Borçlular

Münzevi

KF Ailesinden
Özel Üye
Âyette zekâtın sarf yeri olarak gösterilen altıncı grup, borçlulardır (elgarimîn).
Hanefîler'e göre garimîn, borcu olan ve borcundan başka nisab miktarı
malı bulunmayan kimselerdir. Şâfiî, Mâlikî ve Hanbelî mezhepleri de
garimînin tanımında "borçlu olma"yı esas alırlar ve borcun sebebinin borç luya zekât verme hükmüne etkisini dikkate alarak borçluları iki kısma ayırırlar:
1. Kendi ihtiyacı için borçlananlar: Geçim masrafları, mesken edinme,
tedavi masrafları, çocuğunu evlendirme gibi sebeplerle borçlanan kimselerle
yangın, sel, deprem, kaza ve israf dışında bir sebeple iflas eden kimseler bu
gruba girer.
2. Toplumun menfaati için borçlananlar: İki aile veya iki köy halkı arasında
kan veya mal davalarından çatışma çıktığında, fitne alevini söndürmek
için tarafları razı edecek malı vermeyi taahhüt edip hiçbir karşılık beklemeyen
kimse bu sebeple borçlanırsa, bu borçluya zekât verilir. Bu itibarla,
"Ara bulmak için borçlanan kişinin borcu zekât malından ödenir, isterse bu
kişi gayri müslim iki toplumun arasını bulmak için borçlanmış olsun" denilmiştir.
Hayır kurumlarında hizmet ederken ve kimsesizler yurdu, hastahane,
okul, cami yapımı gibi bir sosyal hizmeti gerçekleştirirken borçlananlar da,
ara bulmak için borçlananlar gibidir. Bunların da borçları zekât malından
karşılanabilir.
Kabîsa b. Muhârik ara bulmak için ödediği diyetten dolayı borçlanır ve
Hz. Peygamber'e gelerek yardım ister. Hz. Peygamber, o anda zekât geliri
bulunmadığı için, ona zekât gelinceye kadar beklemesini söyler ve şu eklemeyi
yapar:
"Ey Kabîsa! İstemek sadece üç grup insan için helâldir: a) Ara bulmak
için diyet verir veya kefil olur, borçlanır, borcunu ödeyene kadar onun istemesi
helâl olur, borcu kapatılınca artık isteyemez. b) Malı bir âfet sonucu helâk
olur. O kimsenin de ihtiyacını karşılayacak kadar istemesi helâldir. c)

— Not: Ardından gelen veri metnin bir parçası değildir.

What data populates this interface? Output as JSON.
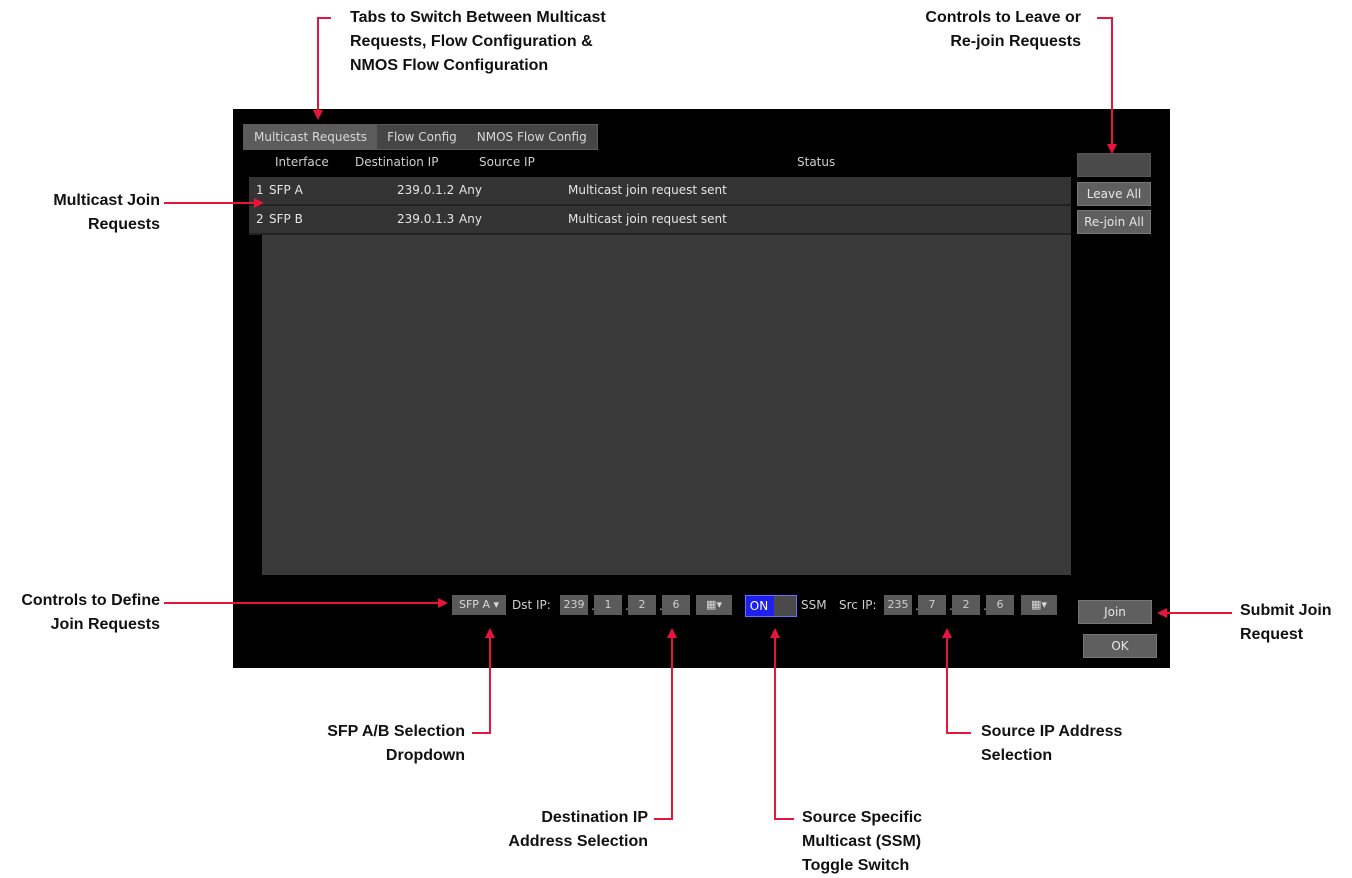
{
  "tabs": [
    "Multicast Requests",
    "Flow Config",
    "NMOS Flow Config"
  ],
  "columns": {
    "interface": "Interface",
    "destination_ip": "Destination IP",
    "source_ip": "Source IP",
    "status": "Status"
  },
  "rows": [
    {
      "index": "1",
      "interface": "SFP A",
      "destination_ip": "239.0.1.2",
      "source_ip": "Any",
      "status": "Multicast join request sent"
    },
    {
      "index": "2",
      "interface": "SFP B",
      "destination_ip": "239.0.1.3",
      "source_ip": "Any",
      "status": "Multicast join request sent"
    }
  ],
  "side_buttons": {
    "disabled": "",
    "leave_all": "Leave All",
    "rejoin_all": "Re-join All",
    "join": "Join",
    "ok": "OK"
  },
  "controls": {
    "sfp_select": "SFP A",
    "dst_label": "Dst IP:",
    "dst_octets": [
      "239",
      "1",
      "2",
      "6"
    ],
    "ssm_toggle": "ON",
    "ssm_label": "SSM",
    "src_label": "Src IP:",
    "src_octets": [
      "235",
      "7",
      "2",
      "6"
    ]
  },
  "annotations": {
    "tabs": [
      "Tabs to Switch Between Multicast",
      "Requests, Flow Configuration &",
      "NMOS Flow Configuration"
    ],
    "leave_rejoin": [
      "Controls to Leave or",
      "Re-join Requests"
    ],
    "join_requests": [
      "Multicast Join",
      "Requests"
    ],
    "define": [
      "Controls to Define",
      "Join Requests"
    ],
    "submit": [
      "Submit Join",
      "Request"
    ],
    "sfp": [
      "SFP A/B Selection",
      "Dropdown"
    ],
    "dst": [
      "Destination IP",
      "Address Selection"
    ],
    "ssm": [
      "Source Specific",
      "Multicast (SSM)",
      "Toggle Switch"
    ],
    "src": [
      "Source IP Address",
      "Selection"
    ]
  },
  "colors": {
    "arrow": "#e8143c",
    "toggle_on": "#1e20ee"
  }
}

Fakir düşen ve fakirliği komşularından üç güvenilir şahitle doğrulanan kimsenin
istemesi de helâldir. Bu üç grup insandan başkalarının dilenmeleri haramdır.
Onlar dilenip aldıklarını haram olarak yerler" (Müslim, “Zekât”, 36).
Kendi ihtiyaçları için borçlanan kişiye zekât verilebilmesi bazı şartlara
bağlanmıştır. Bunlar:
1. Nisab dışında borcunu ödeyecek serveti bulunmamak. Elinde borcunun
bir kısmını ödeyecek kadar nisab fazlası malı varsa, borcunun diğer
kısmını ödeyecek kadar zekât verilir. Kazanma gücünün olması borçluya
zekât vermeye mani değildir.2. İçki, kumar ve zina gibi dince yasaklanan bir haramı işlemek veya
harcamalarında israfa kaçmak suretiyle borçlanmış olmamak.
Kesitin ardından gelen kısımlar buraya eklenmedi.